I had some ideas about what I might do differently with nursing. I told her my ideas, and she agreed to come back in a week and see if there was any change. Luke had only gained a couple ounces. I tried some more ideas. Not really any change. The third time she came, she said, "Well, some women just don't make enough milk. You should probably supplement" (not the last time I would hear these words). I was trying so hard, and I knew that using any formula at all would be completely counterproductive to my breastfeeding efforts. Plus, as I've said before, paying for formula was not an option. I had to make breastfeeding work. I did not allow her into my home again after she said that.

By this time, I had to take Luke to an appointment with WIC. The day before the appointment, some things finally clicked together in my mind and I knew that block nursing (nursing on one side several times in a row or for a certain number of hours before switching) could really be my answer. I told my whole story to one WIC counselor, who was very kind, and suggested I talk with a lactation consultant there just in case. This lactation consultant came to talk to me in the lobby. She said, "So your baby's not gaining weight." She told me I should come in for a weigh-feed-weigh (which I am incredibly opposed to). I started to decline, and she proceeded to tell me how if I didn't accept her help, I would be "compromising my baby's brain development." I immediately interrupted her and said, "I'm sorry, but that's really unkind of you to say, I am really stressed out and I don't need you to tell me that I'm going to make my baby stupid." She started to say that she was concerned about my baby, and if I really cared about my baby, then...I don't know what else she wanted to say, because at this point Nick interrupted and said that for today, we were going home, but that if we wanted to do a weigh-feed-weigh, we would contact her.

It was a heated exchange, and it happened in front of lots of people. I was livid, and I definitely called her supervisor. But the joke was on me, since when I showed up to Luke's 8 week appointment the next week (after block nursing for five days) the lactation consultant had called Dr. Robinson and threatened to call social services.

Some pediatricians would have automatically been on the side of the lactation consultant. Some peds would have told me to supplement with formula right away. But not Dr. Robinson. Not only did he recognize that the lactation consultant was out of line, he talked to Nick and I with trust and respect. He listened attentively to everything that I had been doing with breastfeeding, and asked lots of qualitative questions about Luke's wellbeing. Since I started block nursing, Luke had gained an ounce a day, which is a great rate. Dr. Robinson asked us to come back a week and a half later, and said that if Luke was a certain weight by then, then we'd assume that all was well and he'd see us at the 4 month appointment. (Note: if you would like to know what factored into my decision to block nurse, feel free to contact me.)
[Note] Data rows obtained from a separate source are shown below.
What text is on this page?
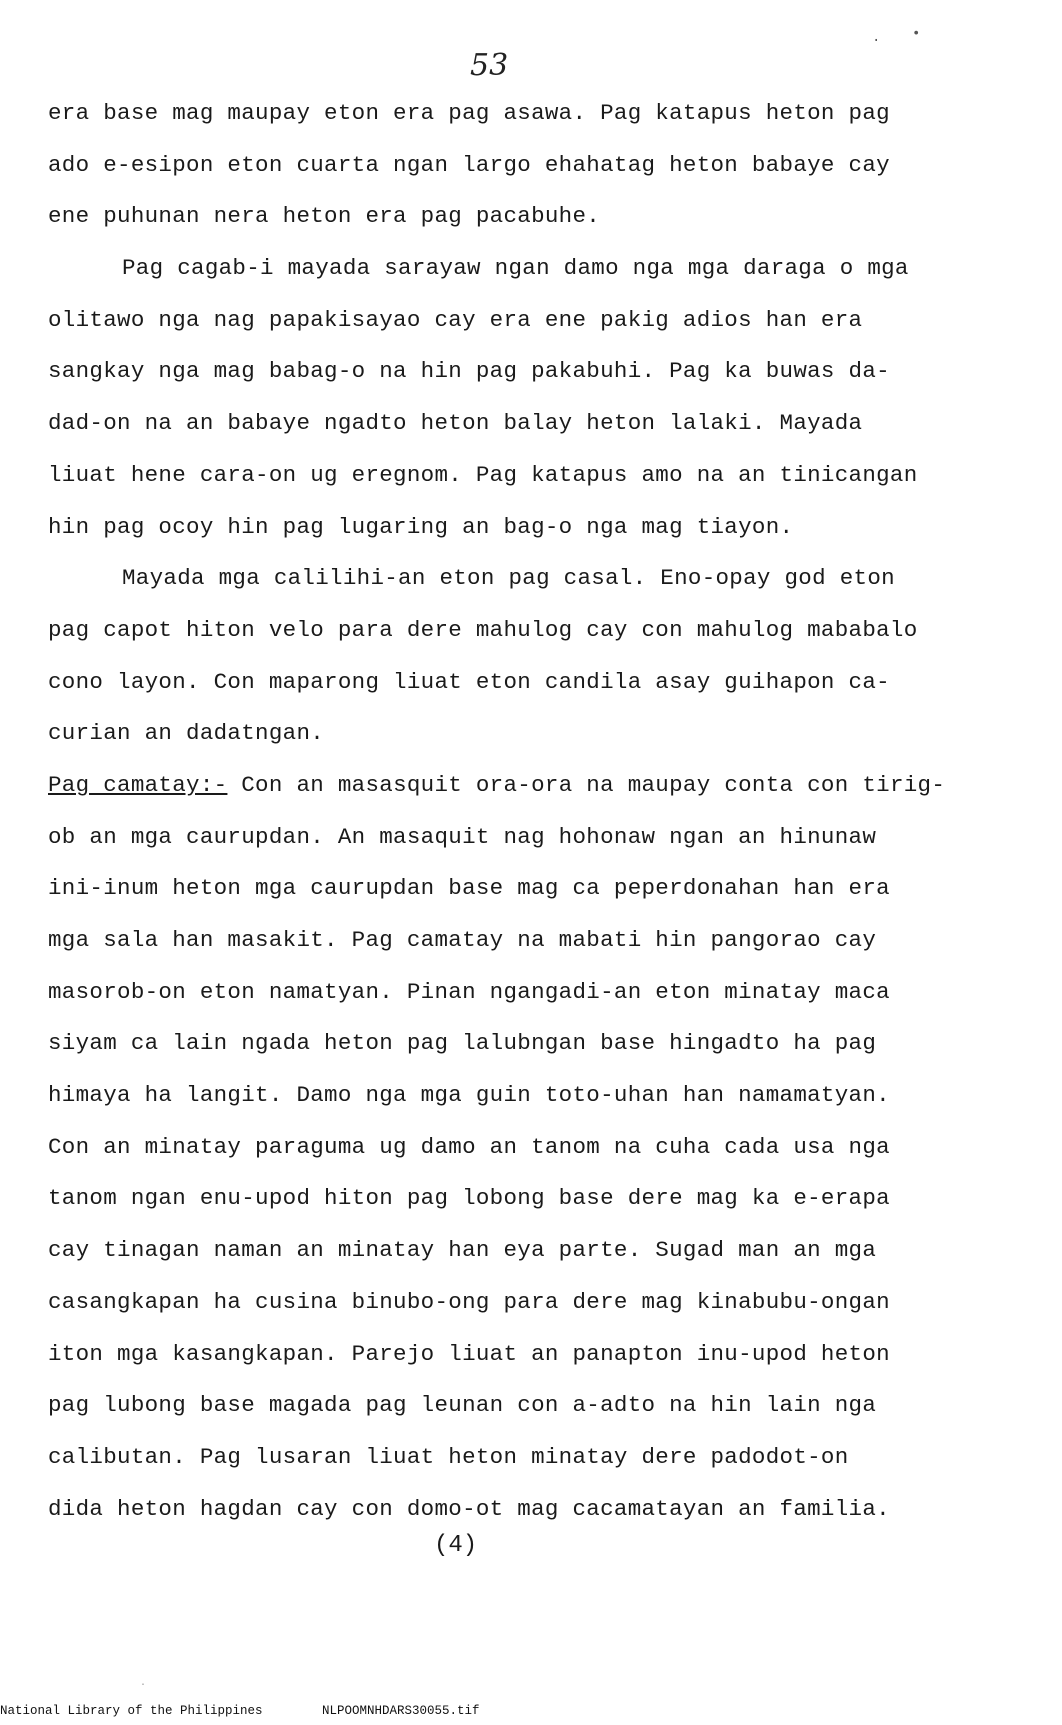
53
. •
era base mag maupay eton era pag asawa. Pag katapus heton pag
ado e-esipon eton cuarta ngan largo ehahatag heton babaye cay
ene puhunan nera heton era pag pacabuhe.
Pag cagab-i mayada sarayaw ngan damo nga mga daraga o mga
olitawo nga nag papakisayao cay era ene pakig adios han era
sangkay nga mag babag-o na hin pag pakabuhi. Pag ka buwas da-
dad-on na an babaye ngadto heton balay heton lalaki. Mayada
liuat hene cara-on ug eregnom. Pag katapus amo na an tinicangan
hin pag ocoy hin pag lugaring an bag-o nga mag tiayon.
Mayada mga calilihi-an eton pag casal. Eno-opay god eton
pag capot hiton velo para dere mahulog cay con mahulog mababalo
cono layon. Con maparong liuat eton candila asay guihapon ca-
curian an dadatngan.
Pag camatay:- Con an masasquit ora-ora na maupay conta con tirig-
ob an mga caurupdan. An masaquit nag hohonaw ngan an hinunaw
ini-inum heton mga caurupdan base mag ca peperdonahan han era
mga sala han masakit. Pag camatay na mabati hin pangorao cay
masorob-on eton namatyan. Pinan ngangadi-an eton minatay maca
siyam ca lain ngada heton pag lalubngan base hingadto ha pag
himaya ha langit. Damo nga mga guin toto-uhan han namamatyan.
Con an minatay paraguma ug damo an tanom na cuha cada usa nga
tanom ngan enu-upod hiton pag lobong base dere mag ka e-erapa
cay tinagan naman an minatay han eya parte. Sugad man an mga
casangkapan ha cusina binubo-ong para dere mag kinabubu-ongan
iton mga kasangkapan. Parejo liuat an panapton inu-upod heton
pag lubong base magada pag leunan con a-adto na hin lain nga
calibutan. Pag lusaran liuat heton minatay dere padodot-on
dida heton hagdan cay con domo-ot mag cacamatayan an familia.
(4)
·
National Library of the Philippines	NLPOOMNHDARS30055.tif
Dr. Robinson's kindness and confidence in my ability to trouble-shoot with breastfeeding meant so much to me. So many pediatricians automatically shatter a woman's belief that she can breastfeed. So many strong-arm a mother into doing a weigh-feed-weigh, or to measure how much she can pump out. So many throw up their hands and sympathetically say, "You just aren't making enough milk," tell moms it's nothing to be ashamed of, and that they should just go ahead and do formula. So many neglect to ask about a mom's nursing habits, or to make any real suggestions about how to problem-solve with breastfeeding. So many just don't know enough about breastfeeding, and so they frankly aren't informed enough to give nursing counsel. So many just aren't invested enough in changing the breastfeeding numbers in this country, which are truly low. If your pediatrician says or does anything to undermine your breastfeeding relationship, GET A NEW PEDIATRICIAN. Good pediatricians will do everything they can to help you breastfeed, not tell you that you suck at making milk.

Luke was always a slim baby, but he started to gain weight quite steadily with block nursing. We had a great nursing relationship which gradually slowed up until Renée was born, when he stopped asking. Dr. Robinson was a key part of my breastfeeding success--just as many lesser peds are a key part of women's end to breastfeeding.

Dr. Robinson treated Nick and I like intelligent, responsible parents. There was absolutely no condescension in his manner. He was always present at our appointments--as in, he didn't rush in, give a distracted summary of Luke's percentiles, and rush out. He took time to talk with us. He helped us work out a flexible, modified vaccine schedule for Luke. I recommend Dr. Robinson to everyone in his area.

When we moved out to law school, I put off taking Luke to a pediatrician for a long time, because I was so afraid of ending up with a bad one. But thanks to a recommendation from another naturally minded mama, I ended up with Dr. Greg Gelburd. For many years in a row, he's been voted the best pediatrician in the area in the local news magazine.

Dr. Gelburd shares many characteristics with Dr. Robinson, but as Dr. Gelburd is probably old enough to be Dr. Robinson's father, those qualities are even more prominent. Dr. Gelburd is even more focused on qualitative medicine, on caring for Luke and Renée as complete individuals. He doesn't treat my children like some sort of robots playing out a program of prescribed milestones and percentiles. In fact, as I've mentioned, he has never told me the weight or height percentiles for either of my children. We spend appointment time having real, functional conversations about my children's health and development. It is so enjoyable, refreshing, and validating to go to appointments; Nick and I both love it.

It's naive to think that with so much money at stake in medicine that all the people involved--pharm companies, vaccine makers, physicians, government regulators--are just super altruistic and only have patients' best interests in mind. People have to be informed about their own health and have to make their own decisions. When you have access to a respectful doctor who takes the time to get to know you, then your ability to make good health decisions is greatly enhanced.

On the Diane Rehm show this week, there was an excellent conversation about the primary care crisis in America. High-quality primary care could make a difference for so many people--it has certainly made a difference for my little family. I hope some of my dear med school friends will swell the ranks of awesome primary care doctors.

Monday, October 15, 2012

Thank you, yoga ball

Yoga ball, exercise ball, birth ball, pilates ball, balance ball, fitness orb. They're used by such lovable comic characters as...


AND

 (56s-3:20s)

Personally, I refer to my green sphere of joy as a yoga ball. As of last month, I have had my Gaiam brand yoga ball for five years. I have used it virtually every day of those five years. I'm sitting on it right now, balanced on top in a tailor sit while I type at my desk.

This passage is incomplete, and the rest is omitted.